D’habitude les gens s’en tenaient là, car Greer et Cameron possédaient une assurance intimé dante ; d’apparence à la fois solides et détendus, ils rendaient les gens nerveux.
Greer et Cameron étaient visiblement des hommes capables de se sortir de n’importe quelle situation avec le maximum d’effet pour le minimum d’effort.
Ils n’avaient l’air ni dur ni méchant. Ils ressemblaient plutôt au produit de la distillation de ces deux qualités. Ils semblaient vivre dans l’intimité de quelque chose que les autres ne pouvaient percevoir.

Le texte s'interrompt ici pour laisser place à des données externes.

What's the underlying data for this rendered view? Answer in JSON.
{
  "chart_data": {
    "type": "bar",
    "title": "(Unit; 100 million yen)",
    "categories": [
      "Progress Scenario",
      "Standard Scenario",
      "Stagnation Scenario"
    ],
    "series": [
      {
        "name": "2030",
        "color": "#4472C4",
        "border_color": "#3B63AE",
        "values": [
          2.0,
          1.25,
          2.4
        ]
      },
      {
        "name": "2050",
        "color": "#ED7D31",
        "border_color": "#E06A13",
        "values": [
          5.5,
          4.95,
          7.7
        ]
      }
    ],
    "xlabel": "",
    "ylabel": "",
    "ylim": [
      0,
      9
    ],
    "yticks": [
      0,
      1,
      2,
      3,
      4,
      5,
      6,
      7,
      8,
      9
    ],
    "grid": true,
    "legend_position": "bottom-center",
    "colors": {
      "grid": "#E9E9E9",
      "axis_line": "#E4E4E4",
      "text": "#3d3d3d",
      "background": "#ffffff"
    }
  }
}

Bref, ils ne manquaient pas de présence. On n’avait pas envie de se frotter à eux, même si Cameron passait son temps à compter, par exemple qu’il avait vomi dix-neuf fois entre Hawaii et San Francisco. Ils gagnaient leur vie à tuer les gens.
Au cours de la traversée, Greer demanda : « T’en es à combien ? »
— 12, répondit Cameron.
— Et à l’aller ?
— 20.
— Et ça donne quoi ? demanda Greer.
— Match nul.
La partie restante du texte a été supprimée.